I was considering the following:
*VIZIO XVT323SV 32-Inch Full HD* 1080p LED LCD HDTV with VIA Internet Application - about $500 (I know 1080 isn't needed for this size, but 720 isn't available with streaming to my knowledge)
Amazon.com: VIZIO XVT323SV 32-Inch Full HD 1080p LED LCD HDTV with VIA Internet Application, Black: Electronics 

Is this a TV I'm bound to have problems with or as good as any of the available brands with that feature? Please let me know your opinions.

I spent almost $900 on a samsung 32" 3 years ago & the power supply board is out. Don't want to spend anymore on it after having capacitors repaired. It is a piece of junk!
Thanks in advance,
donna


----------



## sobeit (Nov 11, 2007)

personally I did some research a couple of months ago on tv's with internet and found that you could be limited to watching to what is available in an app. If you regularly visit other movie sites that does not have an app, then you are out of luck. 

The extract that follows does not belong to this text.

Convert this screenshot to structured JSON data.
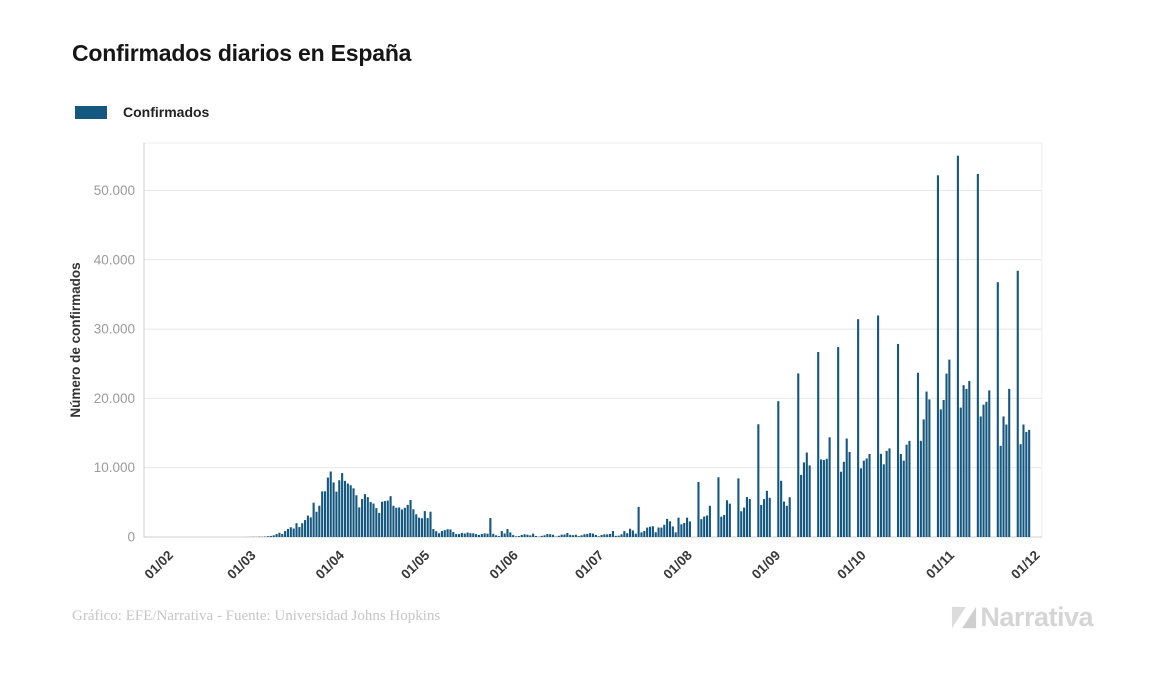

I ended up just getting a cheap computer and hook it up to my new 42 inch vizio tv. this way I can use it as a dvr, connect to my home library, and do whatever I need to do online in addition to watching movies.


----------



## donna1950 (Apr 29, 2011)

So no HBO and Boardwalk Empire with this type of TV? It sounded as though one would need cable for the signal.
Donna


----------



## ebackhus (Apr 21, 2005)

It only works when you are an HBO subscriber.


----------



## donna1950 (Apr 29, 2011)

I received Vizio with internet apps. Currently still subscribed to cable. Hooked up vizio, TV walked me through wireless internet and cable connections. Both seem to be working well. Will discontinue movie channel since netflix and hulu are available with subscriptions. As I become familiar with apps, will consider discontinuing cable depending on how much I'm savvy enough to access online.


----------



## ebackhus (Apr 21, 2005)

My wife and I cut cable in favor of Netflix but then Burgios (sp?) and Game of Thrones appeared...


----------